Siyasi kutuplaşma 'ya sev ya nefret et' şeklinde çok yanlış bir tutum üretiyor.
Oysa hayatın hiçbir alanı siyah beyaz değildir. Hele konu insan ise hiç değildir.
İnsanları indirgemeci ve toptancı yargılarla tanımlamak haksızlığa ve adaletsizliğe sebep olur.
Herkesin iyi tarafları, başarıları, meziyetleri veya eksik tarafları vardır. Önemli olan toplamda insanların ne olduğudur.
Cumhurbaşkanımız Erdoğan'a karşı üretilmeye çalışılan kin ve nefret dalgası toplum vicdanında ters teptiği için siyasi konumu güçlü şekilde devam ediyor.
19 yılda girdiği tüm seçimleri kazanarak iktidarını koruyabilmek ortada büyük başarılar olduğunu, milletle güçlü bir gönül bağı kurulduğunu gösterir.
Muhalefet, eleştiri yapmakla saldırmayı ve suçlamayı karıştırdığı için veya hiçbir başarıyı kabullenmek istemediği için inandırıcılık kazanamıyor.
Haksız yüklenmeler adalet duygusuna çarpıp buharlaşıyor.
İçişleri Bakanı Süleyman Soylu'ya yönelik siyasi tutumlar da adalet ve hakkaniyet ölçüsünü kaybettiği için anlamsız kalıyor.
Milletin vicdanı hassas bir terazi gibidir, insanları münferit hadiseler veya siyasi sataşmalarla değil, toplam değeriyle ölçer.
Soylu, AK Parti iktidarının politikalarını uygulayan bir siyasetçi, bunları beğenirsiniz veya beğenmezsiniz.
Soylu, bir tarzı, tutumu, üslubu olan da bir siyasetçi, bunu da beğenir veya beğenmezsiniz.
Ancak Soylu'nun hem bakan hem siyasetçi olarak yaptıkları, başardıkları, ortaya koydukları toptancı ve indirgemeci yaklaşımlarla ele alınmak yerine resmin bütünü açısından ele alınmalıdır.
Soylu SİYASETÇİ'dir ve başarılı bir siyasetçidir.
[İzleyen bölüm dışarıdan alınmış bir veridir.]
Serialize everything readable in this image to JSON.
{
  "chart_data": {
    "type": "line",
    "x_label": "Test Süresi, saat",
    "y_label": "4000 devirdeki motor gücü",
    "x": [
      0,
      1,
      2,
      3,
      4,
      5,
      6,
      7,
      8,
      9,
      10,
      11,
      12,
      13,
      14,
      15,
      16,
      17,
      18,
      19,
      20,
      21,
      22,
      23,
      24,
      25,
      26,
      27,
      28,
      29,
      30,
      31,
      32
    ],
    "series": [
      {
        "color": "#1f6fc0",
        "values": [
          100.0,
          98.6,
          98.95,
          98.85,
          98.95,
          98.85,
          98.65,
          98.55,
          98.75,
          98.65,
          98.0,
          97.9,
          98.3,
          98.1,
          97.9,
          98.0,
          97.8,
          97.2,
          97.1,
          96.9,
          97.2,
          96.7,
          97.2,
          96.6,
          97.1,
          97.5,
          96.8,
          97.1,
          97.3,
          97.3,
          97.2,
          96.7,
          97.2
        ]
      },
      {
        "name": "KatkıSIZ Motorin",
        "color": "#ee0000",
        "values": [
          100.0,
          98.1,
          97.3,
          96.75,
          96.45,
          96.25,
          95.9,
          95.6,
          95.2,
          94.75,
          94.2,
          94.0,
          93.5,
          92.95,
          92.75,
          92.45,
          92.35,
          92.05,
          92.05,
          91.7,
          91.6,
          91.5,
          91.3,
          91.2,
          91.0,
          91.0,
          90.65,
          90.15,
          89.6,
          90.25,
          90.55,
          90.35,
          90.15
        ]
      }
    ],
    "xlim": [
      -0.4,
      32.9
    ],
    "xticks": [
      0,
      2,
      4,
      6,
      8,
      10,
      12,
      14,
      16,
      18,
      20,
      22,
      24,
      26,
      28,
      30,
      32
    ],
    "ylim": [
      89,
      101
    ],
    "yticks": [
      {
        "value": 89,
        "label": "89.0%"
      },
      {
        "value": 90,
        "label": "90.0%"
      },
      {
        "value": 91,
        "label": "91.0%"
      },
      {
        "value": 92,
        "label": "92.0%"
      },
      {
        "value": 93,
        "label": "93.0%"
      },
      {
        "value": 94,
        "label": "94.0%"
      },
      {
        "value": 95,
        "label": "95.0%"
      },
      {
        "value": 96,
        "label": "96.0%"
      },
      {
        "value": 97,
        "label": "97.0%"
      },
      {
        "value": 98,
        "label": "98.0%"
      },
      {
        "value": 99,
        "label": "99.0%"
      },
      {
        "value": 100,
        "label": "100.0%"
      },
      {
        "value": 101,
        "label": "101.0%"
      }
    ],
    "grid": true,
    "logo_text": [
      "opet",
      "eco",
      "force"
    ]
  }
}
Siyasete hasbelkader bulaşan, tepeden inme gelen, oturduğu koltukla bu vasfı kazanan biri değildir. Siyasetin her kademesinde bulunmak, en alt basamakları tırmanarak yükselmek ayrı bir siyasi tecrübedir. Bu tür uzun yıllara sari siyasi yaşamların her anı mercek altında olur.
Soylu TEŞKİLATÇI'dır. Bir siyasi hareketin ve örgütün parçası, sürükleyicisi, aktörü olmak insanlarla sıkı ilişki içinde olmayı gerektirir. Bu ise vefa, kadirşinaslık, sıkı ilişki, samimi diyalog ve ekip adamı olmakla mümkündür. Yol arkadaşlığına önem vermek ayrı bir meziyettir.
Soylu MÜCADELECİ'dir. Devlet-memleket meselelerinde de siyasi süreçlerde de mücadele adamı olmak siyasi ikballe değil dava adamlığıyla, azim ve fedakarlıkla alakalıdır. Türkiye'de siyasete soyunmak mücadeleye soyunmaktır. Defosu olanlar ne mücadele edebilirler ne siyasette uzun soluklu olabilirler.
Soylu, ÇALIŞKAN'dır. Tembel adamdan ne siyasetçi ne devlet adamı olur. Genel Merkez ve Bakanlık görevleri Soylu'nun yüksek performans ve gayretini ortaya koymuştur.
Siyasetçileri bir sözle, bir olayla, bir anla tanımlamak ne kadar yanlışsa bir takım iddia ve söylentilerle mahkum etmeye çalışmak da yanlıştır.
Eğer siyaset bu tür yaklaşımlara kurban edilirse veya indirgemeci yaklaşımlarla ele alınırsa siyaset kurumu bir bütün olarak kaybeder.
Siyasetçileri değersizleştirme operasyonları siyaseti değerleştirir ki bunun demokrasimize bir faydası yoktur.